暑いー、だとか今日も物理あるんだねー、だとか独り言で喋り続けるが俺は何も反応しない。むしろ距離を空けて歩くようにしている。そもそもなんでこの子が俺についてきてるのか理由がわからんが。それだけ聞くか。
「なんでついてきてんだ」
「いやー、いつもはもっと遅く行くんだけど家から駅についたらちょっと早く着いてて、電車もちょうど来てて……」
質問の返答になってないが、そのせいでおそらくこの時間に一緒に乗っていた友達がいなかったんだろう。そこでたまたま乗り合わせていた俺に声をかけたのか。
「葉暮くんが乗ってきた時に声かけようとしたんだけど、本読んでたから邪魔しちゃ悪いなと思って降りてからかけようってなったの!」
昨日今日の仲でもこんなにたくさん接してくれるこの子はきっと周りからも好かれた存在なんだろう。それに少し気が利くところもあるからグループに必要不可欠な中心人物の一人になりえる。もし、客観的にこの子を言うなら「明るくて、友好的で、気配りのできる優しい人」だろうか。

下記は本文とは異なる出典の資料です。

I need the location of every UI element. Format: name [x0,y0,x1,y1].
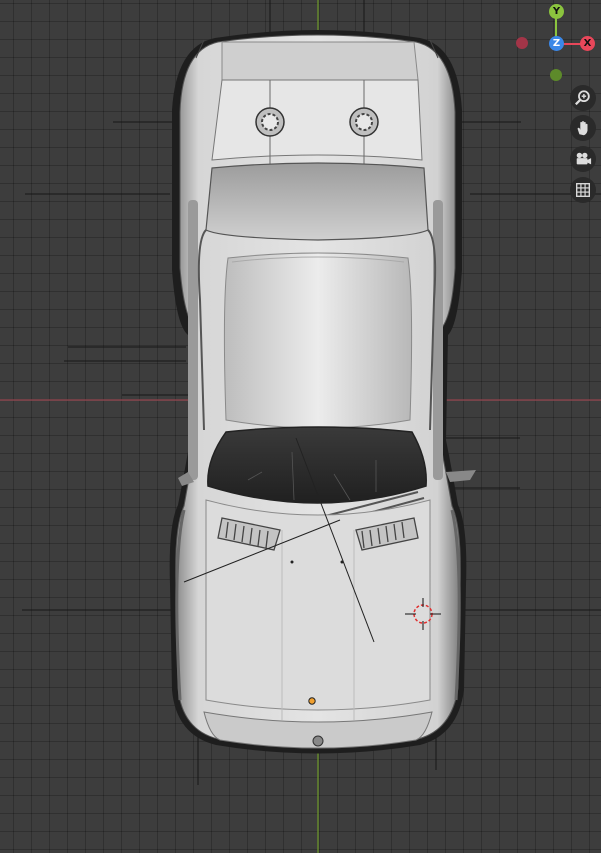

それからは一度も会話もなく、学校に着いて席に座ると隣に神崎がいた。神崎は俺の中学からの友達で容姿端麗で文武両道、非の打ち所がなく天才と呼ぶに相応しいカリスマ性と名声がある。高校に入ってもそれは衰えることなく、休み時間になるたびに神崎は教室から消えて女子と共に校庭やら廊下やらをほっつき歩いている。俺にはもったいないくらいの友人だが、こいつは俺にかなり信頼を寄せている。今でも「一番信頼している人物はだれですか?」と聞かれたなら、こいつは親でも兄弟でも恋人(いるのか知らないが)とも答えず、真っ先に俺だと答えるだろう。どことなく同性愛者のような匂いが漂うが、今時珍しいことでもないしこいつに好かれることに悪い気はしない。そんな神崎がたまに俺を見て羨ましがるような顔をする時がある。
「なんだ? 俺の顔になんかついてるのか?」
「べつになにも、人生山あり谷ありだなって」
なにやら意味ありげに言うので探ってみたがはぐらかされた。その後すぐに神崎はどこからか現れた女子に連れられて出て行った、朝から大変だな。
――ホームルームまであと少し……読むほどの時間じゃないな
カバンから取り出しかけた本から手を離し、俺は机に突っ伏した。